I think he’s going to say she’s dead.

“She’s, you know, well, you wanna drive about forty, forty-five miles up the highway, right? Up to Kay’s Resort. There’s a gas station and a store up there. So you park at Kay’s Resort, and you just wanna find the trail and start walking around the lake sort of south and west, right? You’re gonna pass some picnic tables and a sandy cove and you just wanna keep going—follow that trail about a mile. That’s where you’ll find her.”

“On the lake?”

“Uh-huh.” He turns to stir his soup.

This is ridiculous. I want to call Tony, find out what’s going on. Maybe I can get the bus back to Sacramento, meet up with my troupe. Maybe it’s not as bad as the old minister made it sound. “Listen,” I say, “do you have a phone I can use?”

The guy adjusts his glasses again, reminds me suddenly of a potato bug. “Local call?”

“No.”

He scratches his head, squints his eyes. “Well, make it quick, will you?” He points to the black rotary phone on the wall, a relic from another time.

It feels strange to dial in circles. One, wait. Four, wait. One, wait. Five, wait.

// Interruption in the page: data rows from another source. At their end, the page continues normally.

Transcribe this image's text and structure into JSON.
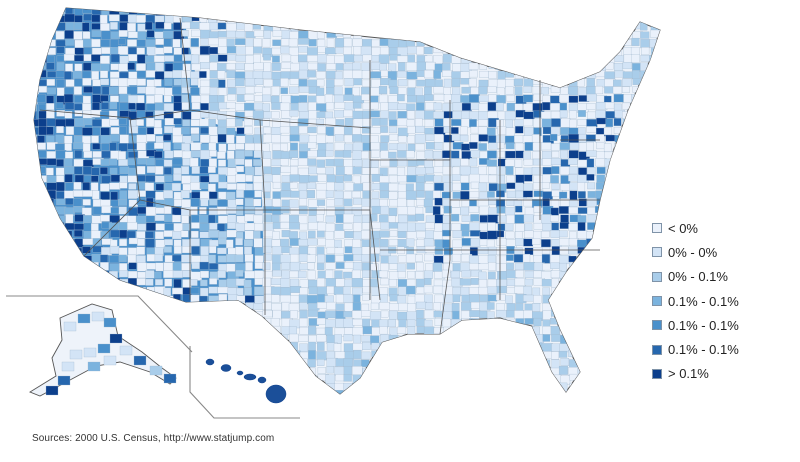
{
  "map": {
    "subject": "U.S. county choropleth map",
    "insets": [
      "Alaska",
      "Hawaii"
    ]
  },
  "legend": {
    "items": [
      {
        "label": "< 0%",
        "color": "#eaf1fb"
      },
      {
        "label": "0% - 0%",
        "color": "#d3e4f6"
      },
      {
        "label": "0% - 0.1%",
        "color": "#a9cdea"
      },
      {
        "label": "0.1% - 0.1%",
        "color": "#7bb3de"
      },
      {
        "label": "0.1% - 0.1%",
        "color": "#4a90cb"
      },
      {
        "label": "0.1% - 0.1%",
        "color": "#2667ae"
      },
      {
        "label": "> 0.1%",
        "color": "#0c3f8c"
      }
    ]
  },
  "source": "Sources: 2000 U.S. Census, http://www.statjump.com",
  "colors": {
    "county_border": "#9fb6cc",
    "state_border": "#555555",
    "inset_frame": "#888888"
  }
}
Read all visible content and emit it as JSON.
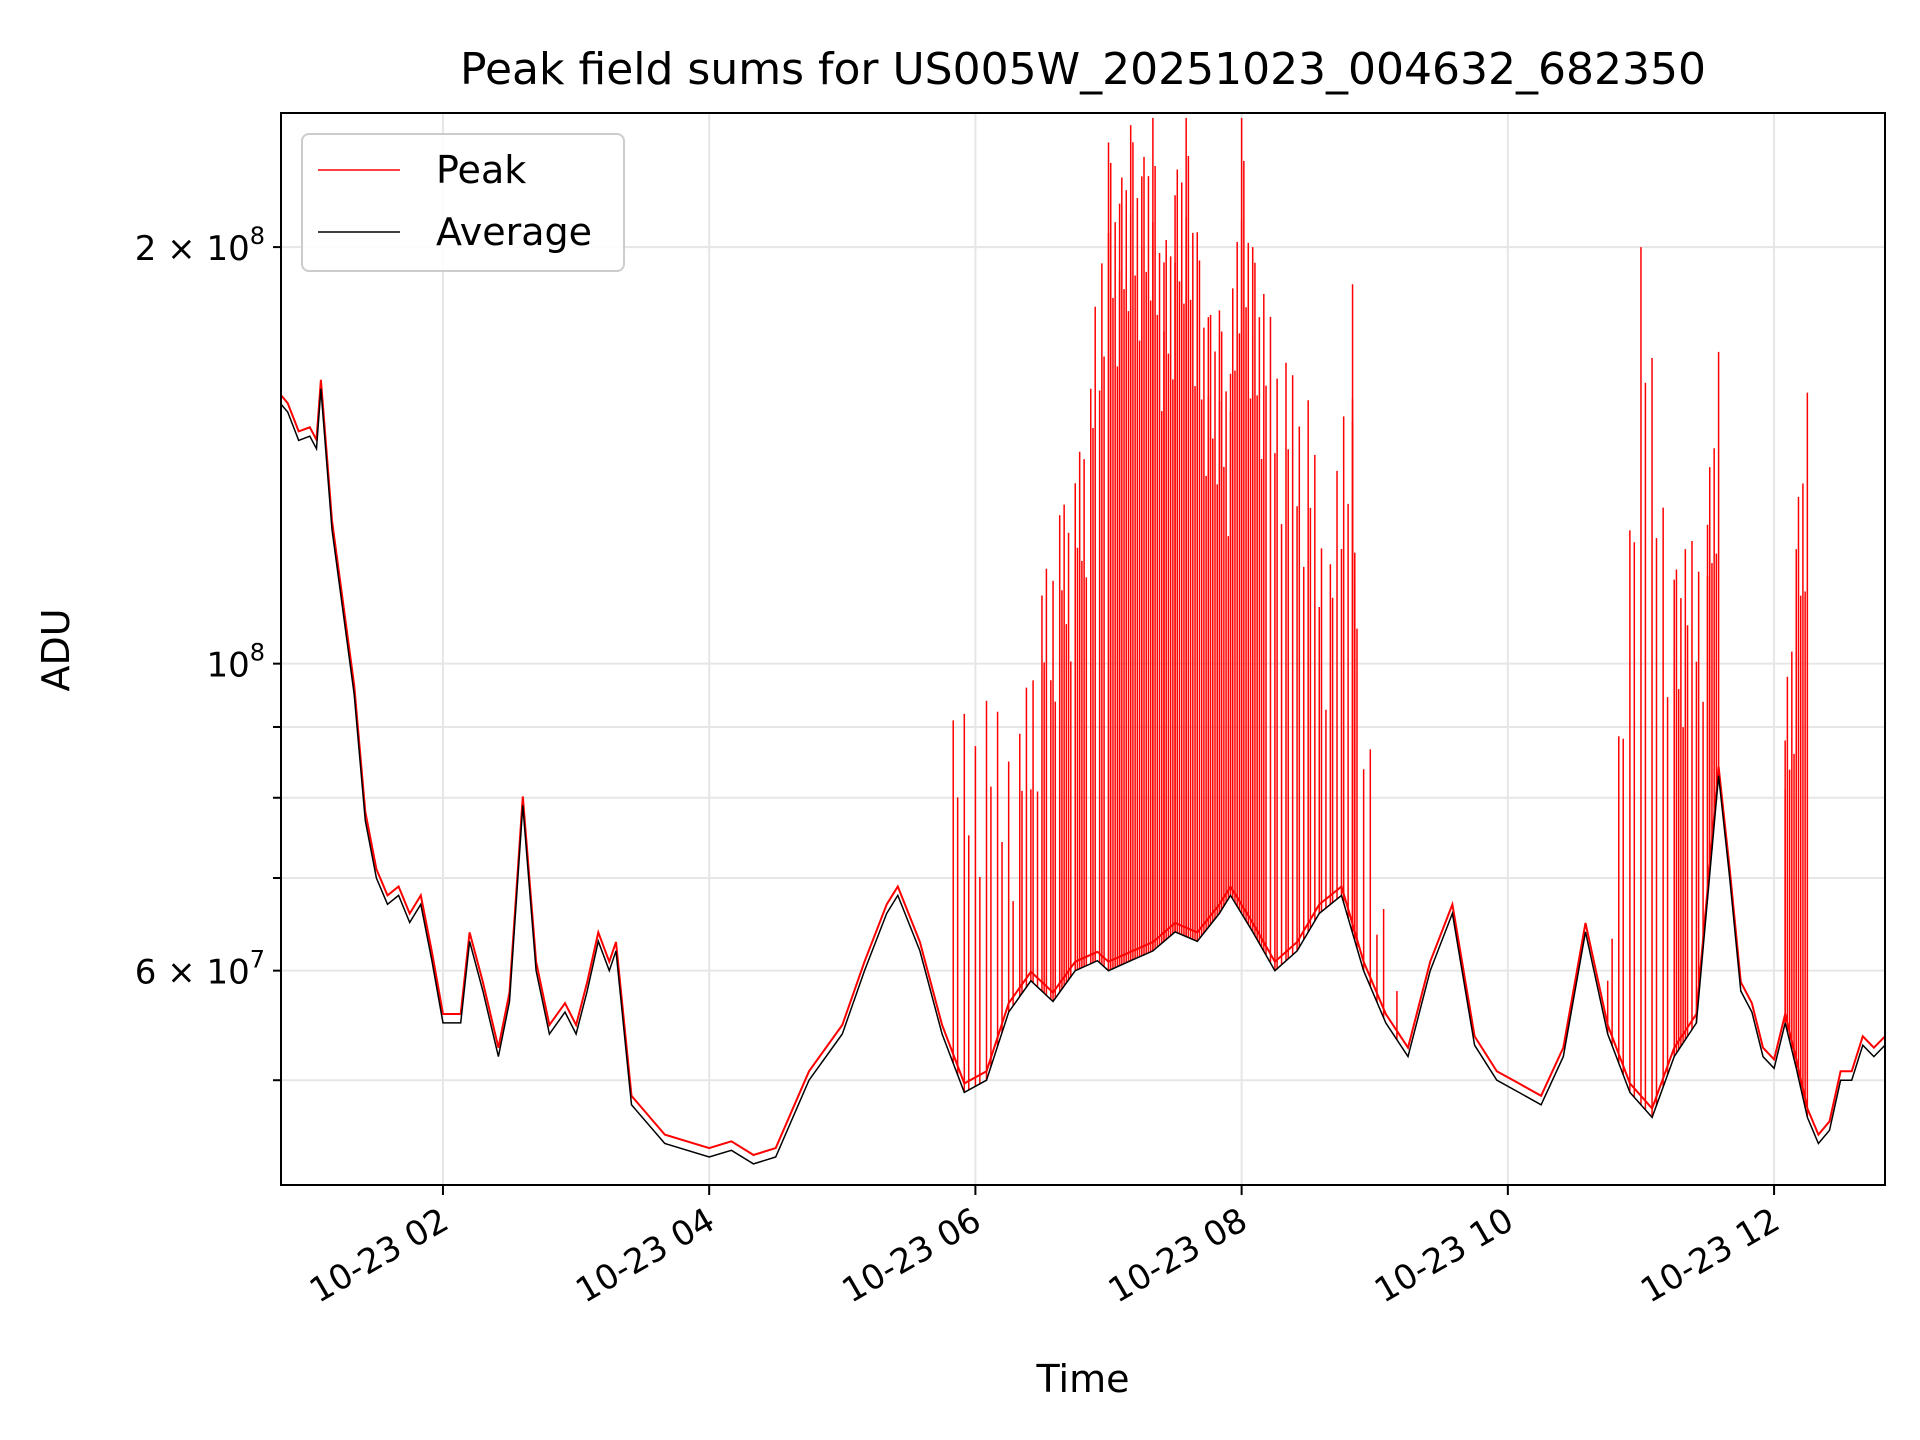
{
  "chart_data": {
    "type": "line",
    "title": "Peak field sums for US005W_20251023_004632_682350",
    "xlabel": "Time",
    "ylabel": "ADU",
    "yscale": "log",
    "ylim": [
      42000000,
      250000000
    ],
    "xlim": [
      "2025-10-23 00:47",
      "2025-10-23 12:50"
    ],
    "grid": true,
    "legend": {
      "placement": "upper-left"
    },
    "xtick_labels": [
      "10-23 02",
      "10-23 04",
      "10-23 06",
      "10-23 08",
      "10-23 10",
      "10-23 12"
    ],
    "xtick_values": [
      "2025-10-23 02:00",
      "2025-10-23 04:00",
      "2025-10-23 06:00",
      "2025-10-23 08:00",
      "2025-10-23 10:00",
      "2025-10-23 12:00"
    ],
    "ytick_labels": [
      {
        "value": 60000000,
        "mantissa": "6",
        "exponent": "7"
      },
      {
        "value": 100000000,
        "mantissa": "",
        "exponent": "8"
      },
      {
        "value": 200000000,
        "mantissa": "2",
        "exponent": "8"
      }
    ],
    "series": [
      {
        "name": "Peak",
        "color": "#ff0000",
        "values": [
          [
            "2025-10-23 05:50",
            91000000
          ],
          [
            "2025-10-23 06:05",
            94000000
          ],
          [
            "2025-10-23 06:20",
            89000000
          ],
          [
            "2025-10-23 06:30",
            112000000
          ],
          [
            "2025-10-23 06:38",
            128000000
          ],
          [
            "2025-10-23 06:45",
            135000000
          ],
          [
            "2025-10-23 06:52",
            158000000
          ],
          [
            "2025-10-23 07:00",
            238000000
          ],
          [
            "2025-10-23 07:05",
            215000000
          ],
          [
            "2025-10-23 07:10",
            245000000
          ],
          [
            "2025-10-23 07:15",
            225000000
          ],
          [
            "2025-10-23 07:20",
            248000000
          ],
          [
            "2025-10-23 07:25",
            195000000
          ],
          [
            "2025-10-23 07:30",
            218000000
          ],
          [
            "2025-10-23 07:35",
            248000000
          ],
          [
            "2025-10-23 07:40",
            205000000
          ],
          [
            "2025-10-23 07:45",
            178000000
          ],
          [
            "2025-10-23 07:50",
            180000000
          ],
          [
            "2025-10-23 07:55",
            162000000
          ],
          [
            "2025-10-23 08:00",
            248000000
          ],
          [
            "2025-10-23 08:05",
            200000000
          ],
          [
            "2025-10-23 08:10",
            185000000
          ],
          [
            "2025-10-23 08:20",
            165000000
          ],
          [
            "2025-10-23 08:30",
            155000000
          ],
          [
            "2025-10-23 08:40",
            118000000
          ],
          [
            "2025-10-23 08:50",
            188000000
          ],
          [
            "2025-10-23 08:52",
            106000000
          ],
          [
            "2025-10-23 09:10",
            58000000
          ],
          [
            "2025-10-23 10:45",
            59000000
          ],
          [
            "2025-10-23 11:00",
            200000000
          ],
          [
            "2025-10-23 11:15",
            115000000
          ],
          [
            "2025-10-23 11:20",
            121000000
          ],
          [
            "2025-10-23 11:30",
            126000000
          ],
          [
            "2025-10-23 11:35",
            168000000
          ],
          [
            "2025-10-23 12:05",
            88000000
          ],
          [
            "2025-10-23 12:10",
            121000000
          ],
          [
            "2025-10-23 12:15",
            157000000
          ]
        ]
      },
      {
        "name": "Average",
        "color": "#000000",
        "values": [
          [
            "2025-10-23 00:47",
            154000000
          ],
          [
            "2025-10-23 00:50",
            152000000
          ],
          [
            "2025-10-23 00:55",
            145000000
          ],
          [
            "2025-10-23 01:00",
            146000000
          ],
          [
            "2025-10-23 01:03",
            143000000
          ],
          [
            "2025-10-23 01:05",
            158000000
          ],
          [
            "2025-10-23 01:10",
            125000000
          ],
          [
            "2025-10-23 01:20",
            95000000
          ],
          [
            "2025-10-23 01:25",
            77000000
          ],
          [
            "2025-10-23 01:30",
            70000000
          ],
          [
            "2025-10-23 01:35",
            67000000
          ],
          [
            "2025-10-23 01:40",
            68000000
          ],
          [
            "2025-10-23 01:45",
            65000000
          ],
          [
            "2025-10-23 01:50",
            67000000
          ],
          [
            "2025-10-23 01:55",
            61000000
          ],
          [
            "2025-10-23 02:00",
            55000000
          ],
          [
            "2025-10-23 02:08",
            55000000
          ],
          [
            "2025-10-23 02:12",
            63000000
          ],
          [
            "2025-10-23 02:18",
            58000000
          ],
          [
            "2025-10-23 02:25",
            52000000
          ],
          [
            "2025-10-23 02:30",
            57000000
          ],
          [
            "2025-10-23 02:36",
            79000000
          ],
          [
            "2025-10-23 02:42",
            60000000
          ],
          [
            "2025-10-23 02:48",
            54000000
          ],
          [
            "2025-10-23 02:55",
            56000000
          ],
          [
            "2025-10-23 03:00",
            54000000
          ],
          [
            "2025-10-23 03:05",
            58000000
          ],
          [
            "2025-10-23 03:10",
            63000000
          ],
          [
            "2025-10-23 03:15",
            60000000
          ],
          [
            "2025-10-23 03:18",
            62000000
          ],
          [
            "2025-10-23 03:25",
            48000000
          ],
          [
            "2025-10-23 03:40",
            45000000
          ],
          [
            "2025-10-23 04:00",
            44000000
          ],
          [
            "2025-10-23 04:10",
            44500000
          ],
          [
            "2025-10-23 04:20",
            43500000
          ],
          [
            "2025-10-23 04:30",
            44000000
          ],
          [
            "2025-10-23 04:45",
            50000000
          ],
          [
            "2025-10-23 05:00",
            54000000
          ],
          [
            "2025-10-23 05:10",
            60000000
          ],
          [
            "2025-10-23 05:20",
            66000000
          ],
          [
            "2025-10-23 05:25",
            68000000
          ],
          [
            "2025-10-23 05:35",
            62000000
          ],
          [
            "2025-10-23 05:45",
            54000000
          ],
          [
            "2025-10-23 05:55",
            49000000
          ],
          [
            "2025-10-23 06:05",
            50000000
          ],
          [
            "2025-10-23 06:15",
            56000000
          ],
          [
            "2025-10-23 06:25",
            59000000
          ],
          [
            "2025-10-23 06:35",
            57000000
          ],
          [
            "2025-10-23 06:45",
            60000000
          ],
          [
            "2025-10-23 06:55",
            61000000
          ],
          [
            "2025-10-23 07:00",
            60000000
          ],
          [
            "2025-10-23 07:10",
            61000000
          ],
          [
            "2025-10-23 07:20",
            62000000
          ],
          [
            "2025-10-23 07:30",
            64000000
          ],
          [
            "2025-10-23 07:40",
            63000000
          ],
          [
            "2025-10-23 07:50",
            66000000
          ],
          [
            "2025-10-23 07:55",
            68000000
          ],
          [
            "2025-10-23 08:05",
            64000000
          ],
          [
            "2025-10-23 08:15",
            60000000
          ],
          [
            "2025-10-23 08:25",
            62000000
          ],
          [
            "2025-10-23 08:35",
            66000000
          ],
          [
            "2025-10-23 08:45",
            68000000
          ],
          [
            "2025-10-23 08:55",
            60000000
          ],
          [
            "2025-10-23 09:05",
            55000000
          ],
          [
            "2025-10-23 09:15",
            52000000
          ],
          [
            "2025-10-23 09:25",
            60000000
          ],
          [
            "2025-10-23 09:35",
            66000000
          ],
          [
            "2025-10-23 09:45",
            53000000
          ],
          [
            "2025-10-23 09:55",
            50000000
          ],
          [
            "2025-10-23 10:05",
            49000000
          ],
          [
            "2025-10-23 10:15",
            48000000
          ],
          [
            "2025-10-23 10:25",
            52000000
          ],
          [
            "2025-10-23 10:35",
            64000000
          ],
          [
            "2025-10-23 10:45",
            54000000
          ],
          [
            "2025-10-23 10:55",
            49000000
          ],
          [
            "2025-10-23 11:05",
            47000000
          ],
          [
            "2025-10-23 11:15",
            52000000
          ],
          [
            "2025-10-23 11:25",
            55000000
          ],
          [
            "2025-10-23 11:35",
            83000000
          ],
          [
            "2025-10-23 11:40",
            70000000
          ],
          [
            "2025-10-23 11:45",
            58000000
          ],
          [
            "2025-10-23 11:50",
            56000000
          ],
          [
            "2025-10-23 11:55",
            52000000
          ],
          [
            "2025-10-23 12:00",
            51000000
          ],
          [
            "2025-10-23 12:05",
            55000000
          ],
          [
            "2025-10-23 12:10",
            51000000
          ],
          [
            "2025-10-23 12:15",
            47000000
          ],
          [
            "2025-10-23 12:20",
            45000000
          ],
          [
            "2025-10-23 12:25",
            46000000
          ],
          [
            "2025-10-23 12:30",
            50000000
          ],
          [
            "2025-10-23 12:35",
            50000000
          ],
          [
            "2025-10-23 12:40",
            53000000
          ],
          [
            "2025-10-23 12:45",
            52000000
          ],
          [
            "2025-10-23 12:50",
            53000000
          ]
        ]
      }
    ]
  }
}
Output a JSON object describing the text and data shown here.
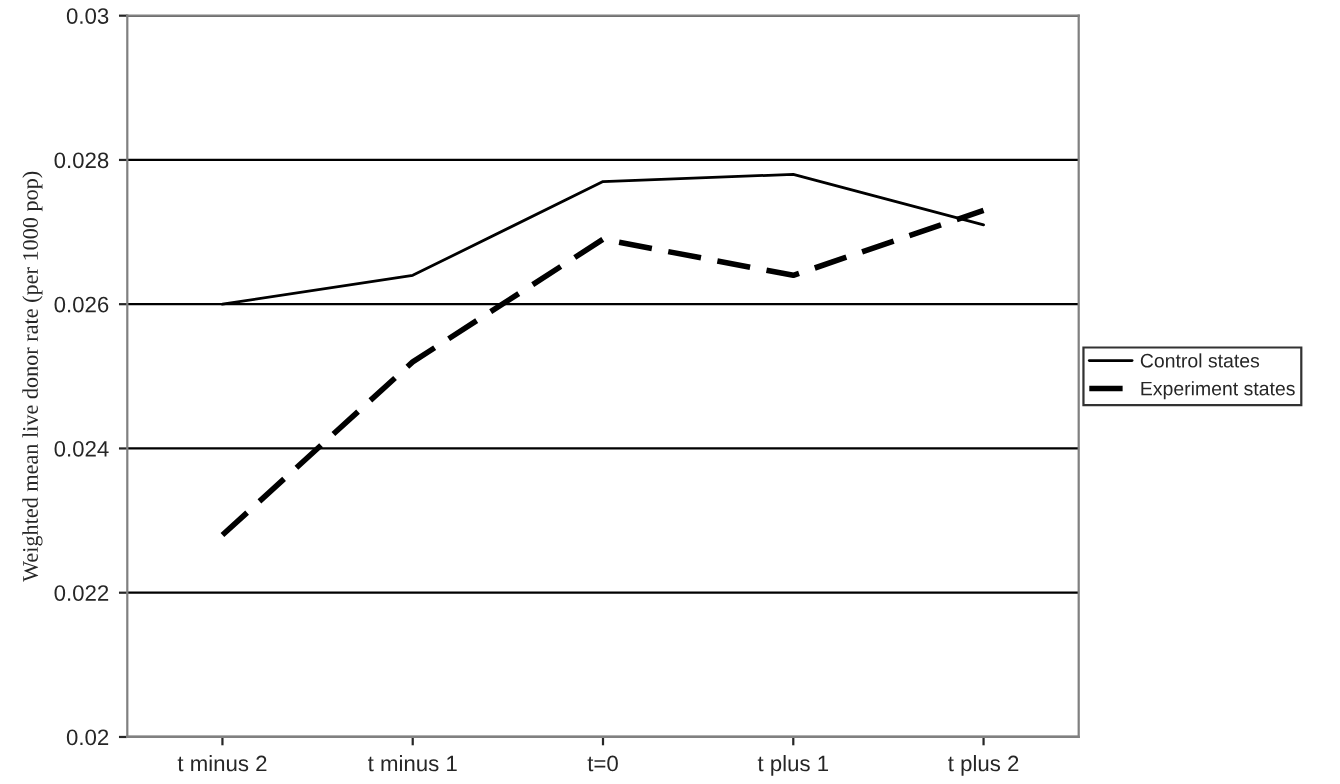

Magdelena answers on the first ring, her voice all dread. “Hello?”

I just want talk to Tony.

“Who is this?”

I don’t know whether to ask for Tony or to say something to Magdelena. What do I have to say to her?

“We don’t know where the fuck she is, okay? Tell me who you are or I’m calling the cops.”

I hang up.

Back outside, I weigh my options: a highway going up or a highway going down. Dense pine forests or open fields dotted with olive trees. I could keep chasing Dot or wander off. I’m heartened by the fact that no one on the road seems to know who I am, that no one cares what I can or maybe cannot do. It’s funny, the way it can feel like everybody knows your name, like everybody wants something from you—a thousand twisted mouths calling your name. Then you just turn, run away, slow your running to a walk, and pretty soon even the memory of those voices begins to fade. There’s a whole world far off the interstate that doesn’t seem to care where you’ve come from or why.

I look both ways before crossing to the middle of the highway. No traffic. Up or down?